Predictably, the fearsome alien Kaiju monsters arrive in the second hour to challenge the green Jaeger recruits. DeKnight orchestrates this last minute apocalyptic battle in Tokyo, with the usual collateral damage, while "Terminator Genisys" composer Lorne Balfe's bombastic score does more to heighten this slam-bang smackdown than its staging. Not even an intriguing cliffhanger ending is enough to make "Pacific Rim Uprising" seem more than a 'downsizing' of its far superior predecessor.

Reviewed by eddie_baggins 2 / 10

Pointless, just re-watch the original

I'm not sure there's too many people out there who would call Guillermo Del Toro's 2013 robot/monster infused popcorn event Pacific Rim a classic of any sort but the eye-candy clad and seriously entertaining experience looks like a genuine masterpiece when placed alongside this charmless and trite sequel.

Somehow turning the prospect of giant robots and oversized monsters going at each other in a battle of life and death into an utterly boring and tiresome exercise, Pacific Rim: Uprising is the early death knell to a series that should've been a brand name that became the perfect excuse to turn your brain off and enjoy some big screen spectacle that is home to cheesy one liners, over the top CGI infused carnage and some A-listers hamming it up for good measure.

Taking over directing duties from Del Toro, debut feature film director Steven S. DeKnight brings none of the child like charm or enthusiasm the Mexican auteur brought to the table with his entry as we instead get a lame and tame tale of Idris Elba's Stacker Pentecosts' child Jake (played by a struggling John Boyega) turn from troublemaker to Jager pilot, as the world finds itself once more under threat from the dreaded Kaiju monsters.

The first Pacific Rim had a similarly dumb plot and characters that were more like walking caricatures but there was a sense that everyone involved was having a great time and despite better judgements, you as an audience member did to.

That's completely lost here, there's little fun to be had with the bland and uninteresting action scenes, the main cast are all completely forgettable, while even returning cast members such as Charlie Day's Dr.
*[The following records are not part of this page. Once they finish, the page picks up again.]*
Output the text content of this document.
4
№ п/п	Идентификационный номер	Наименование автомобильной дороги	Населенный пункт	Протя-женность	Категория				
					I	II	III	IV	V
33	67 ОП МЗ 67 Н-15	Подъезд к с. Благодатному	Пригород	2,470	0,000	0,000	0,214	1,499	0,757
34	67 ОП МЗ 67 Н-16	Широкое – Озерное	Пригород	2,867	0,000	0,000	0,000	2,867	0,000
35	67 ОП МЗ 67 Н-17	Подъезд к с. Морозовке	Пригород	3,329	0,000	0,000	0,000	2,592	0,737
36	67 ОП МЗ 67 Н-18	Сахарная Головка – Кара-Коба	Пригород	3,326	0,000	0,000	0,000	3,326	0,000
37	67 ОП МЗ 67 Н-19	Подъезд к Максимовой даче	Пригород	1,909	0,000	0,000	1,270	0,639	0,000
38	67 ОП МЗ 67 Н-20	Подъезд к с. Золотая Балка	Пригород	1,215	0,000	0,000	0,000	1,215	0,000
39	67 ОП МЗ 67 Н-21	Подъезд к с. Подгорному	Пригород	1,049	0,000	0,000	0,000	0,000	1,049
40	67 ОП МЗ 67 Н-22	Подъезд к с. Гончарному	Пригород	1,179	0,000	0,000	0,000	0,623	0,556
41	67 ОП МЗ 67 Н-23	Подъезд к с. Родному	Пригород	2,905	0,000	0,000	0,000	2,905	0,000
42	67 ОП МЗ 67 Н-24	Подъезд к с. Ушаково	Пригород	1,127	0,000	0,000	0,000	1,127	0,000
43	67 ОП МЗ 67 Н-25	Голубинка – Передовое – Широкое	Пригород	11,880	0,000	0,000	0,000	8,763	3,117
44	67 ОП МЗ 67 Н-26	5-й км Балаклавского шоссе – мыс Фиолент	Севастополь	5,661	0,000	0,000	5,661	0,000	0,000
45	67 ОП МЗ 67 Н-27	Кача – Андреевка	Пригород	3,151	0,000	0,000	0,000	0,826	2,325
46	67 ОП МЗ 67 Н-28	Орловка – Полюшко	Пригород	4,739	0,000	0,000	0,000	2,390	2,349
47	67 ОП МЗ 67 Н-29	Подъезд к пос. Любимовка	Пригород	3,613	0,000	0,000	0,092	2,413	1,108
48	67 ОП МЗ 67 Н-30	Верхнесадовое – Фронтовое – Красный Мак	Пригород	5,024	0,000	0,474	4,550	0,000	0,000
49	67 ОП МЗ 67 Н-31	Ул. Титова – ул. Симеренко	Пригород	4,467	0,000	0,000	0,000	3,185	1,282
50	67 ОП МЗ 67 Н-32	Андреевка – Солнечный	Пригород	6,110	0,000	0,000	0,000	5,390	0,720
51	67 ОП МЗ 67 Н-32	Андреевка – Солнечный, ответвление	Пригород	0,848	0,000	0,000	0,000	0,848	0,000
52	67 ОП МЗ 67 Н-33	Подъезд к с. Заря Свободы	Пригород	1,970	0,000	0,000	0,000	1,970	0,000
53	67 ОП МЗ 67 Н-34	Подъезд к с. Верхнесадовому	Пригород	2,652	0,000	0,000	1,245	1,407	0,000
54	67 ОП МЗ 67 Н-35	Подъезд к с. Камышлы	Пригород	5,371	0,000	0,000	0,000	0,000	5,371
Newton Geiszler and Burn Gorman's Hermann Gottlieb are more of a tacked on accessory, with Day in particular getting an embarrassing character development that is both lame and totally misguided.

With a pulse-free plot line and thrill-free action there was little chance Uprising ever had at succeeding and there's little mystery as to why this unwanted sequel failed to capture the dollars at the box-office, guaranteeing the Pacific Rim brand is now dead in the water.

Final Say -

Not even the most hardcore of Pacific Rim fans will find much to enjoy in Uprising, an utterly forgettable and disposable new entry into the wannabe franchise that somehow manages to turn it's over the top foundations into a bland, charm-free and tiresome event.